E mais uma vez, Julia vai enterrar seu neto. E pensava ela, o que fez de tão grave para pagar tanto?

E quando ela pensou que parou por aí, ela se enganou, seu marido que sempre bebeu, foi acometido de uma cirrose. Pronto! Pensou ela, agora tiraram meu chão.

E pouco tempo depois Ronaldo foi internado com uma dor terrível e nunca mais voltou para casa, veio a falecer em poucos dias.

Julia que tinha uma família composta de trê filhos e três filhas e o marido, num total de oito, agora a família estava desfalcada.de três e mais um neto e um genro.

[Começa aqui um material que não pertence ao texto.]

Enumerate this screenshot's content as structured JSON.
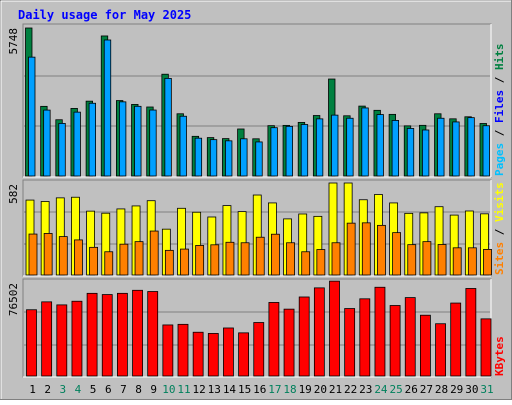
{
  "chart_data": {
    "type": "bar",
    "title": "Daily usage for May 2025",
    "days": [
      "1",
      "2",
      "3",
      "4",
      "5",
      "6",
      "7",
      "8",
      "9",
      "10",
      "11",
      "12",
      "13",
      "14",
      "15",
      "16",
      "17",
      "18",
      "19",
      "20",
      "21",
      "22",
      "23",
      "24",
      "25",
      "26",
      "27",
      "28",
      "29",
      "30",
      "31"
    ],
    "weekend_days": [
      "3",
      "4",
      "10",
      "11",
      "17",
      "18",
      "24",
      "25",
      "31"
    ],
    "panels": [
      {
        "id": "hits-files-pages",
        "max_label": "5748",
        "max": 5748,
        "right_label": {
          "pages": "Pages",
          "files": "Files",
          "hits": "Hits",
          "sep": " / "
        },
        "series": [
          {
            "name": "Hits",
            "color": "#008040",
            "values": [
              5748,
              2705,
              2185,
              2625,
              2907,
              5439,
              2930,
              2780,
              2680,
              3953,
              2417,
              1541,
              1492,
              1453,
              1826,
              1445,
              1956,
              1966,
              2082,
              2349,
              3766,
              2339,
              2715,
              2551,
              2394,
              1949,
              1968,
              2417,
              2221,
              2300,
              2040
            ]
          },
          {
            "name": "Files",
            "color": "#00a0ff",
            "values": [
              4616,
              2560,
              2043,
              2480,
              2825,
              5282,
              2880,
              2706,
              2562,
              3791,
              2321,
              1468,
              1412,
              1366,
              1445,
              1323,
              1876,
              1928,
              2000,
              2219,
              2364,
              2243,
              2643,
              2386,
              2158,
              1847,
              1787,
              2243,
              2100,
              2266,
              1952
            ]
          },
          {
            "name": "Pages",
            "color": "#00c0ff",
            "values": [
              0,
              0,
              0,
              0,
              0,
              0,
              0,
              0,
              0,
              0,
              0,
              0,
              0,
              0,
              0,
              0,
              0,
              0,
              0,
              0,
              0,
              0,
              0,
              0,
              0,
              0,
              0,
              0,
              0,
              0,
              0
            ]
          }
        ]
      },
      {
        "id": "visits-sites",
        "max_label": "582",
        "max": 582,
        "right_label": {
          "sites": "Sites",
          "visits": "Visits",
          "sep": " / "
        },
        "series": [
          {
            "name": "Visits",
            "color": "#ffff00",
            "values": [
              474,
              465,
              488,
              492,
              404,
              391,
              418,
              437,
              470,
              290,
              422,
              397,
              367,
              439,
              401,
              506,
              456,
              355,
              386,
              371,
              582,
              582,
              476,
              509,
              456,
              390,
              393,
              432,
              379,
              405,
              387
            ]
          },
          {
            "name": "Sites",
            "color": "#ff8000",
            "values": [
              259,
              263,
              243,
              222,
              175,
              147,
              195,
              211,
              278,
              156,
              164,
              187,
              191,
              207,
              204,
              239,
              258,
              204,
              147,
              161,
              204,
              328,
              330,
              314,
              268,
              192,
              211,
              193,
              172,
              172,
              162
            ]
          }
        ]
      },
      {
        "id": "kbytes",
        "max_label": "76502",
        "max": 76502,
        "right_label": {
          "kbytes": "KBytes"
        },
        "series": [
          {
            "name": "KBytes",
            "color": "#ff0000",
            "values": [
              54500,
              61000,
              58500,
              61500,
              68000,
              67000,
              68000,
              70500,
              69500,
              42000,
              42500,
              36000,
              35000,
              39500,
              35500,
              44000,
              60500,
              55000,
              65000,
              72500,
              79000,
              55500,
              63500,
              73000,
              58000,
              64500,
              50000,
              43000,
              60000,
              72000,
              47000
            ]
          }
        ]
      }
    ],
    "colors": {
      "background": "#c0c0c0",
      "frame": "#808080",
      "title": "#0000ff",
      "weekend_label": "#00805c",
      "gridline": "#808080"
    }
  }
}
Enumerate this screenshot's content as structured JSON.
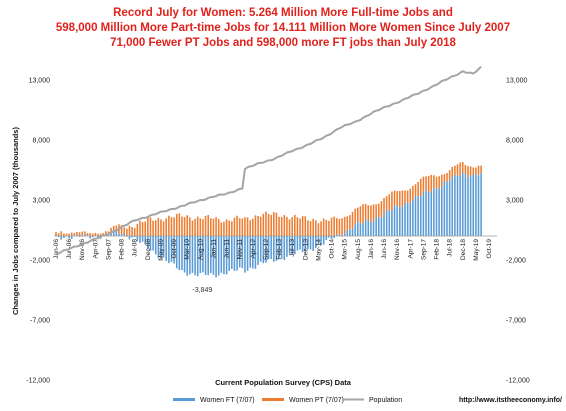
{
  "chart_data": {
    "type": "bar",
    "title_lines": [
      "Record July for Women:  5.264 Million More Full-time  Jobs  and",
      "598,000 Million More Part-time Jobs for 14.111 Million More Women Since July 2007",
      "71,000 Fewer PT Jobs and 598,000 more FT jobs than July 2018"
    ],
    "ylabel": "Changes in Jobs compared to  July 2007 (thousands)",
    "xlabel": "Current Population Survey (CPS) Data",
    "ylim": [
      -12000,
      14000
    ],
    "y_ticks": [
      13000,
      8000,
      3000,
      -2000,
      -7000,
      -12000
    ],
    "y_tick_labels": [
      "13,000",
      "8,000",
      "3,000",
      "-2,000",
      "-7,000",
      "-12,000"
    ],
    "x_tick_labels": [
      "Jan-06",
      "Jun-06",
      "Nov-06",
      "Apr-07",
      "Sep-07",
      "Feb-08",
      "Jul-08",
      "Dec-08",
      "May-09",
      "Oct-09",
      "Mar-10",
      "Aug-10",
      "Jan-11",
      "Jun-11",
      "Nov-11",
      "Apr-12",
      "Sep-12",
      "Feb-13",
      "Jul-13",
      "Dec-13",
      "May-14",
      "Oct-14",
      "Mar-15",
      "Aug-15",
      "Jan-16",
      "Jun-16",
      "Nov-16",
      "Apr-17",
      "Sep-17",
      "Feb-18",
      "Jul-18",
      "Dec-18",
      "May-19",
      "Oct-19"
    ],
    "start": "Jan-06",
    "interval": "month",
    "anchor_points": [
      {
        "date": "Jan-06",
        "ft": -100,
        "pt": 300,
        "pop": -1500
      },
      {
        "date": "Jul-07",
        "ft": 0,
        "pt": 0,
        "pop": 0
      },
      {
        "date": "Jan-08",
        "ft": 300,
        "pt": 600,
        "pop": 600
      },
      {
        "date": "Jul-08",
        "ft": -200,
        "pt": 900,
        "pop": 1300
      },
      {
        "date": "Jan-09",
        "ft": -1200,
        "pt": 1400,
        "pop": 1700
      },
      {
        "date": "Jul-09",
        "ft": -2000,
        "pt": 1500,
        "pop": 2100
      },
      {
        "date": "Jan-10",
        "ft": -3000,
        "pt": 1700,
        "pop": 2500
      },
      {
        "date": "Jul-10",
        "ft": -3200,
        "pt": 1500,
        "pop": 2900
      },
      {
        "date": "Jan-11",
        "ft": -3300,
        "pt": 1500,
        "pop": 3300
      },
      {
        "date": "Jun-11",
        "ft": -3000,
        "pt": 1300,
        "pop": 3500
      },
      {
        "date": "Dec-11",
        "ft": -2800,
        "pt": 1500,
        "pop": 4000
      },
      {
        "date": "Jan-12",
        "ft": -2900,
        "pt": 1400,
        "pop": 5600
      },
      {
        "date": "Jul-12",
        "ft": -2300,
        "pt": 1800,
        "pop": 6100
      },
      {
        "date": "Jan-13",
        "ft": -2000,
        "pt": 1800,
        "pop": 6500
      },
      {
        "date": "Jul-13",
        "ft": -1500,
        "pt": 1600,
        "pop": 7100
      },
      {
        "date": "Jan-14",
        "ft": -1200,
        "pt": 1400,
        "pop": 7600
      },
      {
        "date": "Jul-14",
        "ft": -600,
        "pt": 1300,
        "pop": 8200
      },
      {
        "date": "Jan-15",
        "ft": 100,
        "pt": 1400,
        "pop": 9000
      },
      {
        "date": "Jul-15",
        "ft": 900,
        "pt": 1300,
        "pop": 9500
      },
      {
        "date": "Jan-16",
        "ft": 1300,
        "pt": 1300,
        "pop": 10200
      },
      {
        "date": "Jul-16",
        "ft": 2000,
        "pt": 1300,
        "pop": 10800
      },
      {
        "date": "Jan-17",
        "ft": 2600,
        "pt": 1200,
        "pop": 11300
      },
      {
        "date": "Jul-17",
        "ft": 3300,
        "pt": 1200,
        "pop": 11900
      },
      {
        "date": "Jan-18",
        "ft": 3900,
        "pt": 1200,
        "pop": 12500
      },
      {
        "date": "Jul-18",
        "ft": 4700,
        "pt": 700,
        "pop": 13200
      },
      {
        "date": "Dec-18",
        "ft": 5200,
        "pt": 900,
        "pop": 13700
      },
      {
        "date": "Apr-19",
        "ft": 5100,
        "pt": 800,
        "pop": 13500
      },
      {
        "date": "Jul-19",
        "ft": 5264,
        "pt": 598,
        "pop": 14111
      }
    ],
    "series": [
      {
        "name": "Women FT (7/07)",
        "color": "#5b9bd5",
        "key": "ft",
        "kind": "bar"
      },
      {
        "name": "Women PT (7/07)",
        "color": "#ed7d31",
        "key": "pt",
        "kind": "bar"
      },
      {
        "name": "Population",
        "color": "#a5a5a5",
        "key": "pop",
        "kind": "line"
      }
    ],
    "annotation": {
      "label": "-3,849",
      "date": "Aug-10"
    },
    "legend": "bottom",
    "grid": false
  },
  "footer": {
    "url": "http://www.itstheeconomy.info/"
  }
}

Pela ordem natural da vida os filhos enterram os pais, o que não aconteceu com Julia, que estava enterrando os filhos, um a um.

Após estas perdas, duas filhas de Julia brigaram feio, de uma odiar a outra, a terceira filha, a que Julia matou seu filho de seis meses de gestação, mudou-se para um outro estado, e seu neto, o filho do seu filho mais velho entregou-se as drogas.

Julia passou a viver em sua casa com os seus netos falecidos, os quais ela assassinou. Vivia agora com a companhia destes netos. Certa vez seu filho mais velho foi visitá-la, e quando ameaçou sentar no sofá, ela deu um grito:

- Não sente aí!

- Ora, por que mãe?

- Você ia sentar em cima das crianças e podia machucá-las.

Seu filho Astrogildo, ficou preocupado com o comportamento de sua mãe, tratando de interná-la em um manicômio.

Astrogildo, sentou-se no degrau da porta de entrada da casa, observando aquela cena, sua mãe sendo levada em camisa de força ao Hospício, enquanto as lagrimas rolavam pelo rosto. Vendo a ambulância desaparecer na esquina.

Ficou ali chorando algum tempo, depois tentou levantar, quando duas crianças se aproximam e disseram:

- Tio não chore, ela já colheu toda a colheita.

Ao ver aquilo Astrogildo assustado caiu no chão, quando se pós de pé, correu o mais que pode.